18 Years & A Dozen Roses

Today marks 18 years since my wife and I were married. My life and character have been so fundamentally altered since that day that I hardly recognize the boy in the photos. The joining of two souls is the making of a world, a society with memories eternal. Marriage is a gift that takes a lifetime to unwrap. The joining of two souls requires a rebirth, to be born not of flesh and blood but of God. “It is he who hath made us and not we ourselves.” This is not your personal society after all. Marriage is a world made in the image of the Trinity – Love begetting Love, in a single breath of Love. Wendell Berry says, “The room of love is another world. You go there wearing no watch, watching no clock. It is the world without end, so small that two people can hold it in their arms, yet it is bigger than worlds on worlds, for it contains the longing of all things to be together…” (Hannah Coulter, 110).

Marital love between a man and a woman is not a passion or an ecstatic devotion but an institution, one long stable structure with rooms big enough to envelope your own particular parcel of that “eternal longing of all things to be together.” We wanted to be together and we didn’t want anyone else to be there but the One in whom all things are eternally held together. We knew we couldn’t hold it together alone. Many times there’s been a palpable sense that it had to be held together by some force other than our own, not because of some bliss we felt, but because of the human tendency to violate the sacred, to break into the garden, to take what must only be given. Let yourself go, forget that marriage is an institution made by God, and everything collapses quickly, like pulling a stone from the base of a wall. I look around me and I see so many broken walls, marriages ruined, people I know, whose relationships I once admired. When I look at our marriage, my wife married to the chief of sinners, I say with Toplady, “Nothing in my hands I bring / simply to Thy cross I cling.” Marriage is cruciform. You’ll die a thousand deaths, but if Christ is in it, and you both believe it, each time you’ll be born again.

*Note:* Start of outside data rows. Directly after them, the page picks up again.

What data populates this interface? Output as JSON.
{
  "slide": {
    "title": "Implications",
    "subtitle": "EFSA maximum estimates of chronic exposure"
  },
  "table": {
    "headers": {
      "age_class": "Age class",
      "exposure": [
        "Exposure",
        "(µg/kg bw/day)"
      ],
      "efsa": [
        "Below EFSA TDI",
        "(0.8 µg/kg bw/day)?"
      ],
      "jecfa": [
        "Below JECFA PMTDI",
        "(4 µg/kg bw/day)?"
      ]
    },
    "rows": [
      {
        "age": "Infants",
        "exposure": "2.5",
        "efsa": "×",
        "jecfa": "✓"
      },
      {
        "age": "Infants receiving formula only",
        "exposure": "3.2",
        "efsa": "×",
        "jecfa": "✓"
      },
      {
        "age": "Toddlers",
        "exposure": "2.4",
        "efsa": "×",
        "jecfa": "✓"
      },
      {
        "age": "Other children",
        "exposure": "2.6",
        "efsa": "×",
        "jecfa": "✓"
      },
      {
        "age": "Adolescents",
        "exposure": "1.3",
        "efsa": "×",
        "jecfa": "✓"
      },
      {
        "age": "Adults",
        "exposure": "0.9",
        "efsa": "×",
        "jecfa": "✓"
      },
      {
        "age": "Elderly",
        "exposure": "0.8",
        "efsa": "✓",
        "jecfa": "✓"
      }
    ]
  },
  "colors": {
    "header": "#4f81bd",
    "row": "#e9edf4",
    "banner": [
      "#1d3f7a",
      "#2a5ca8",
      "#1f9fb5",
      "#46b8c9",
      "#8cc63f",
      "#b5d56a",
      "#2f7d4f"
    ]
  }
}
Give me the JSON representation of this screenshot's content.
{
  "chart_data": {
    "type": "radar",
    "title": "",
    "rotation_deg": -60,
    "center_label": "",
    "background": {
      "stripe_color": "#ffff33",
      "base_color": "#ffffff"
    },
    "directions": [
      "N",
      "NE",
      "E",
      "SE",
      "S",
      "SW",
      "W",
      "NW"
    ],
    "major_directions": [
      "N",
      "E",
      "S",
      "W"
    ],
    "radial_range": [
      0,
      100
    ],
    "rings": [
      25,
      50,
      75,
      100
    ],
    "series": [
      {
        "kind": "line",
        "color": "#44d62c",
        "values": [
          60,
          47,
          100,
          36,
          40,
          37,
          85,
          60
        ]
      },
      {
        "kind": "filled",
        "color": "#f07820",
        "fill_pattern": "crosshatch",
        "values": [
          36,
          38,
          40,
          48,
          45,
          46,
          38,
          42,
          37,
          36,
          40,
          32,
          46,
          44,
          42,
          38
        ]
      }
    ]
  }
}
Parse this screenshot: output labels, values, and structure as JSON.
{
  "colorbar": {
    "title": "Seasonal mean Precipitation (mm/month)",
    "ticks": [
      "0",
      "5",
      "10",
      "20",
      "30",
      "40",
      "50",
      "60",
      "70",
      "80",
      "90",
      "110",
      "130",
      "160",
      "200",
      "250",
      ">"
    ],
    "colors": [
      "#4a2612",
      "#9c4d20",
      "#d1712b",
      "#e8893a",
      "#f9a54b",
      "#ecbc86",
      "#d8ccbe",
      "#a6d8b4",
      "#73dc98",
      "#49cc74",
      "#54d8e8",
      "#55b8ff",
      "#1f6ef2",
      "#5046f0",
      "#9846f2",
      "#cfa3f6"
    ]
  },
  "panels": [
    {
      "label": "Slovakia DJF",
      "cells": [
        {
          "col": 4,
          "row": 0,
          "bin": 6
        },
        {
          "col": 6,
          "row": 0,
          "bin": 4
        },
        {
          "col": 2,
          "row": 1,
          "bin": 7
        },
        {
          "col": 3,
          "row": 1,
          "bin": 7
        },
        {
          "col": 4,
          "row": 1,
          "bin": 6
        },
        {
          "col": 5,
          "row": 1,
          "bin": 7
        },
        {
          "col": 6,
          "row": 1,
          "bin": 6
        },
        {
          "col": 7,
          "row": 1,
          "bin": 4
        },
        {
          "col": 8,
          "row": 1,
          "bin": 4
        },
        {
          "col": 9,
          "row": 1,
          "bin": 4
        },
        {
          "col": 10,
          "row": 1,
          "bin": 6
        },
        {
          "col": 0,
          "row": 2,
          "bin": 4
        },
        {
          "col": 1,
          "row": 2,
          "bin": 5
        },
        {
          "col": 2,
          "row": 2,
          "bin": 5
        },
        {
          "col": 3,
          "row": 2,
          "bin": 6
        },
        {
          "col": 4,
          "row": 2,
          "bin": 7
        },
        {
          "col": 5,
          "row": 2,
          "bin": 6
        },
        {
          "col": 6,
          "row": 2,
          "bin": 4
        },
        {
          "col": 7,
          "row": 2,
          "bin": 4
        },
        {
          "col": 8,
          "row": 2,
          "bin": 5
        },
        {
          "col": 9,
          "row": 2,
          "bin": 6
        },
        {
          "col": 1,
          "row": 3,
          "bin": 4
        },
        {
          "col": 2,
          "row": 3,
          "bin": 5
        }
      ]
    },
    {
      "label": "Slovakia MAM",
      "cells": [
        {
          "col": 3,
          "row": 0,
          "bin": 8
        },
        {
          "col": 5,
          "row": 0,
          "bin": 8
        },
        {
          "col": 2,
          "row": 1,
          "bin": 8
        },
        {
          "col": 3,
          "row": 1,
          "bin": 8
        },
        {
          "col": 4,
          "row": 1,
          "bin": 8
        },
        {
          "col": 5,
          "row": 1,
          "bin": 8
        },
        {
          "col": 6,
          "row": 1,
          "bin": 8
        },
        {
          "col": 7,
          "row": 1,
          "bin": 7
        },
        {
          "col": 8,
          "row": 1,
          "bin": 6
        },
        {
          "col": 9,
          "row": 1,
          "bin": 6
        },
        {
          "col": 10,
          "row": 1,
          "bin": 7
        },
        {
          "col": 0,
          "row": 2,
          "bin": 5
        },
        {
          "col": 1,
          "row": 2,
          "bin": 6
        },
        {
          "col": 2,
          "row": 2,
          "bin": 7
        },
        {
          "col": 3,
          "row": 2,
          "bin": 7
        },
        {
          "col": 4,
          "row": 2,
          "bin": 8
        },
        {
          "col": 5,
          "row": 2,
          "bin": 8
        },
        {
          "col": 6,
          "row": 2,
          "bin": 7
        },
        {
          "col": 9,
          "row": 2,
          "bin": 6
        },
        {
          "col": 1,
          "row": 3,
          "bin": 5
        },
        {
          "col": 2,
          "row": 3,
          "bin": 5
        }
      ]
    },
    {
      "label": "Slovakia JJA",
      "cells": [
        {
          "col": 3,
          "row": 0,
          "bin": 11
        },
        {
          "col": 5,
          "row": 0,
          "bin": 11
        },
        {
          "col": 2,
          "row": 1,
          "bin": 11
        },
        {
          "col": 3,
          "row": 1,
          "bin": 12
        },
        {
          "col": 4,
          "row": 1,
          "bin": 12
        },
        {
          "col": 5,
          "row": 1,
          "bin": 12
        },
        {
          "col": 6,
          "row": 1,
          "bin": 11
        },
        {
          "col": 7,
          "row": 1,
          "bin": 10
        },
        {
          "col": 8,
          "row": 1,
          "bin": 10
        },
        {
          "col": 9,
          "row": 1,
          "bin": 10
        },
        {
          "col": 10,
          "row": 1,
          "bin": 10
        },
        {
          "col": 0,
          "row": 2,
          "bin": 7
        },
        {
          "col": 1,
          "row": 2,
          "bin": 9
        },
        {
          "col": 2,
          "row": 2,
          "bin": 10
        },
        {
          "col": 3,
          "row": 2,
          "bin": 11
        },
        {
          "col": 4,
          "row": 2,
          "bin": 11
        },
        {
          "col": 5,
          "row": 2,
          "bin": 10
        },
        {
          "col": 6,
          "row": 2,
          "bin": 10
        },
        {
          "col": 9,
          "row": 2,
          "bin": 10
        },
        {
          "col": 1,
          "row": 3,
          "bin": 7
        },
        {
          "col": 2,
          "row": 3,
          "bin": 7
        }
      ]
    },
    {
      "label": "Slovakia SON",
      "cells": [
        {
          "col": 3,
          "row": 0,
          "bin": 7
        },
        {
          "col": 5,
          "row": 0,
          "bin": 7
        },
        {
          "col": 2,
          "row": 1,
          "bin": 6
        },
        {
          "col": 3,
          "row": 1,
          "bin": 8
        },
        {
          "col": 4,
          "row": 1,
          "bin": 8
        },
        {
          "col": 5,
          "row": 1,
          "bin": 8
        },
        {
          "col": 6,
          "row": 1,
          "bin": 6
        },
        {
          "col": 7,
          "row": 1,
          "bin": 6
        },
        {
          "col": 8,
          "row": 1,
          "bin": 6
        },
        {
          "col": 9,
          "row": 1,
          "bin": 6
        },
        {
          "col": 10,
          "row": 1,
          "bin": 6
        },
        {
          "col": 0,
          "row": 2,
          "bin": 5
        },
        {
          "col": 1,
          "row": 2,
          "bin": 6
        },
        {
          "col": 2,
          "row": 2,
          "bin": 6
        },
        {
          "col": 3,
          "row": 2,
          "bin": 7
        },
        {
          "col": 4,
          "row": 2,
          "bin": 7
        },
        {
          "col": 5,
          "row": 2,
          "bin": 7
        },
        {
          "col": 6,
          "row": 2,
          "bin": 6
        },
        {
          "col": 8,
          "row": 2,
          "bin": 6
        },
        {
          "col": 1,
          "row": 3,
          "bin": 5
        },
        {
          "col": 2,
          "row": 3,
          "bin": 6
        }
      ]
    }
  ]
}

Love is like God, a consuming fire. For those who give themselves up to it, it does not destroy but it consumes the dross, leaving behind something pure. Love leaves marks. It sometimes makes us think we’re losing ourselves, our individuality, but holy matrimony is an ancient philosophical way of life, promising as Socrates once did, to return us to ourselves better than we were before. I still attend this philosopher’s school daily, striving to create enough room to hold that eternal desire of all things to be together. Our love has begotten three loves, who are more precious to us than a thousand worlds. They burn like flames as well, drawing us even closer together with an unbreakable bond. We are content to dwell here where God comes to walk with us in the cool of the day, while we pray for that contentment, which Traherne called “a long habit of solid repose.” We live this way in our domestic monastery where we’re governed by the Prayer Book rule of love. What is the Daily Office from the Prayer Book when read by the whole family but the language of the marriage liturgy transposed into common prayer? What is it when mother, father, and children united their voices to praise the author of Love, but the fruit of that oath that they made, “to have and to hold, to love and to cherish, to honor and obey”? Marriage is an ascension offering, a perpetual ‘sursum corda’ raising a new humanity up to the heavens to reign as kings on earth.

Only after Adam named all of the animals did God give him a woman, whom he did not immediately name, but praised poetically as “bone of my bone and flesh of my flesh.” The union of husband and wife transcends all naming, but the reality is beheld in praise. Looking back to that wedding day, the memory of what I understood about love and commitment is faded, distorted, like faces viewed through the heat of a flame. The eternal is what abides in memory, the flame itself, the presence of Christ, his promise, his blessing. “Those whom God hath joined together, let no man put asunder.” And so we abide content, in the room of love, offering sacrifices of praise and thanksgiving with our loves to the God of Love, “til death us do part.”